Что творится внутри у этого деревенского парня с эмалевым взглядом? Не знаю даже, понял ли он что-нибудь из моей речи, подействовал ли на него звук родной речи сильнее, чем на нас рокот их мотоциклов?.. Он где-то там, в себе, глядит слепой синевой, сопит, переступил с ноги на ногу, откашлялся, («Я не буду тебя ждать».) Что-то дрогнуло: плечо — локоть — бедро… неужели выстрелит? Женевская конвенция, международное право,
Десять санитарных машин, фургон, платформа под чехлом, бугрящимся задами и спинами солдатиков… А ты говоришь — Женевское соглашение! Поворачиваем. Газ. Только нас и видели. Дорога. Едут они там сзади? Едут! Шофер, смеяться будете в другой раз. А сердце, дурацкое сердце бухает. Ты не будешь меня ждать, ждать тебе незачем…

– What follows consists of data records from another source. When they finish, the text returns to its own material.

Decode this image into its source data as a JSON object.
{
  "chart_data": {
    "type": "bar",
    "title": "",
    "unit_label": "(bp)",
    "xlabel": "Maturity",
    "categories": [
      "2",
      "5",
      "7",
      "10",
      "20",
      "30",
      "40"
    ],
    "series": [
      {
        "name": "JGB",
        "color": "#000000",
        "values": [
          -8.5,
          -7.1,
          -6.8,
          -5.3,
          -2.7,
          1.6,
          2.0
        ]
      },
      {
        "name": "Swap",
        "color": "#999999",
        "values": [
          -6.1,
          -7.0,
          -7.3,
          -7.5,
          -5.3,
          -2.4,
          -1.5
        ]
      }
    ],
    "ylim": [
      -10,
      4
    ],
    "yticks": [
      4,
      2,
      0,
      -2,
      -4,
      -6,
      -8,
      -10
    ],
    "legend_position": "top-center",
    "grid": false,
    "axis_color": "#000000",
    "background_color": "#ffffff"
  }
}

Едем, катим, в пароксизме молчаливого ликованья, в грохоте тишины. И вдруг Филипп фальцетом: «Ребята сзади…»
— Ты о чем?
— О солдатах… Под чехлом… пошарь он… хорошенький был бы у вас видик вместе с вашим Женевским соглашением, господин доктор! А парень-то ничего, недурен.
— Что ты плетешь? Какой парень?
— Ну тот, с автоматом. Красавчик.
Меня захлестнуло бешенство. Вспыхнули уши, лоб. Погоди, да не дергайся ты! Парень сам не знает, что мелет.
— Во-первых, Филипп, немцы не бывают красивыми, запомни это…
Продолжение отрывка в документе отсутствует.